Les récentes victoires électorales régionales du BJP dans l'Haryana, le Maharashtra et à New Delhi ont freiné l'élan de l'opposition depuis les élections générales de 2024. Mais ces victoires ne renforcent pas nécessairement la position politique du Premier ministre Modi, car elles sont liées aux efforts de la base du Rashtriya Swayamsevak Sangh (RSS), une organisation culturelle qui défend un programme nationaliste hindou et qui est considérée comme un mentor idéologique du BJP. Les relations entre le RSS et le BJP se sont détériorées ces dernières années.

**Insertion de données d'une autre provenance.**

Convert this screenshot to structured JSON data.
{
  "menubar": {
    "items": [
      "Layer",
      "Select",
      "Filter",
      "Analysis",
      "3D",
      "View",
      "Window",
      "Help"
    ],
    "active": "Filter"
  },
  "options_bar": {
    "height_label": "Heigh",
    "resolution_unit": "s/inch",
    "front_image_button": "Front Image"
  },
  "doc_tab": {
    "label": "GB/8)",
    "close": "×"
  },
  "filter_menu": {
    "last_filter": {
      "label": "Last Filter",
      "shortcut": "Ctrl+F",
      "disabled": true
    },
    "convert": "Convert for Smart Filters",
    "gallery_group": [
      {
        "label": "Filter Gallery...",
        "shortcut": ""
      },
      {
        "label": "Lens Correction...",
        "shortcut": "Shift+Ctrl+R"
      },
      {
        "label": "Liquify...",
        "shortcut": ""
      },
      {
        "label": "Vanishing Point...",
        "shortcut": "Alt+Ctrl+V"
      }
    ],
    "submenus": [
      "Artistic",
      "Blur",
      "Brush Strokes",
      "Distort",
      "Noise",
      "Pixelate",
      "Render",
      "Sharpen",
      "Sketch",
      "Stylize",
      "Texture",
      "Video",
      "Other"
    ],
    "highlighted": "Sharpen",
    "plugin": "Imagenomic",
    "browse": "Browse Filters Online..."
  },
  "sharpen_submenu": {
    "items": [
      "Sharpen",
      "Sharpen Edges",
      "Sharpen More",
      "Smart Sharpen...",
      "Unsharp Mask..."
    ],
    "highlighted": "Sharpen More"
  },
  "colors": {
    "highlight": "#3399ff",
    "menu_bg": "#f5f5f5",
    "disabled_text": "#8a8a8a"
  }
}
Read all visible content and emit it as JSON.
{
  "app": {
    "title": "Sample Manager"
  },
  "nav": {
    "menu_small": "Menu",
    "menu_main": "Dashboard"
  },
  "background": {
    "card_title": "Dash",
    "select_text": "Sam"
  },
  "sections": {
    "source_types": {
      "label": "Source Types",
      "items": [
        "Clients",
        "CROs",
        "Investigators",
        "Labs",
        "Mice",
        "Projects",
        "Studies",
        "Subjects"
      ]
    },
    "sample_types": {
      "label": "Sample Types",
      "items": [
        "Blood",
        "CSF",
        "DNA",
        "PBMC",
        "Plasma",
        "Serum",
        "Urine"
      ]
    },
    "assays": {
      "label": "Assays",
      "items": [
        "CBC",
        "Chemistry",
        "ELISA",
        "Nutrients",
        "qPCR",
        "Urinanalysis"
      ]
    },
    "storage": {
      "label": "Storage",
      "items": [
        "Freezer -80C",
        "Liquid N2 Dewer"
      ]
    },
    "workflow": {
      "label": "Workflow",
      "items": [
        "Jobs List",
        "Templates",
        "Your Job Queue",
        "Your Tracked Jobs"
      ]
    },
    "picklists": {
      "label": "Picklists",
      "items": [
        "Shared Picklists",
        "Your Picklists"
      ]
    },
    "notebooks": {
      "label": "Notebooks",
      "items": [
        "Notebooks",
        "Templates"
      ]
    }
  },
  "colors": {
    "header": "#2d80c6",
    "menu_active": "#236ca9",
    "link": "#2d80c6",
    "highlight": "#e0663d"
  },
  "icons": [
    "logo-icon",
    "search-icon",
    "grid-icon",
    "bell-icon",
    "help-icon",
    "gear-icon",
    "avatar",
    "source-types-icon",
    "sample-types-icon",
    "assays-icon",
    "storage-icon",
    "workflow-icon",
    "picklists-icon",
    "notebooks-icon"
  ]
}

L'engagement de longue date de l'Inde en faveur de l'autonomie stratégique est une pierre angulaire de sa politique étrangère et le pays préfère tracer sa propre voie dans la géopolitique mondiale. Si l'Inde entretient des liens stratégiques étroits avec les États-Unis et fait partie du dialogue quadrilatéral sur la sécurité avec l'Australie, le Japon et les États-Unis, elle est la seule grande puissance à être membre d'autres organisations telles que les BRICS, le Forum régional de l'ASEAN et l'Organisation de coopération de Shanghai. La Russie reste un partenaire stratégique clé pour l'Inde, en particulier dans les domaines de la défense et de l'énergie. Entre-temps, des progrès ont été accomplis dans la résolution des différends le long de la frontière himalayenne, l'Inde et la Chine s'étant mises d'accord sur des accords de patrouille afin de désamorcer les tensions depuis les affrontements de la vallée de Galwan en 2020, la première confrontation mortelle depuis 1975. Mais la menace de nouveaux affrontements subsistera tant que les relations bilatérales ne se seront pas véritablement améliorées. L'Inde a également renforcé ses liens avec Israël, comme en témoignent son adhésion à l'I2U2 (Israël, Inde, Émirats arabes unis et États-Unis) et le corridor Inde-Moyen-Orient-Europe (IMEEC).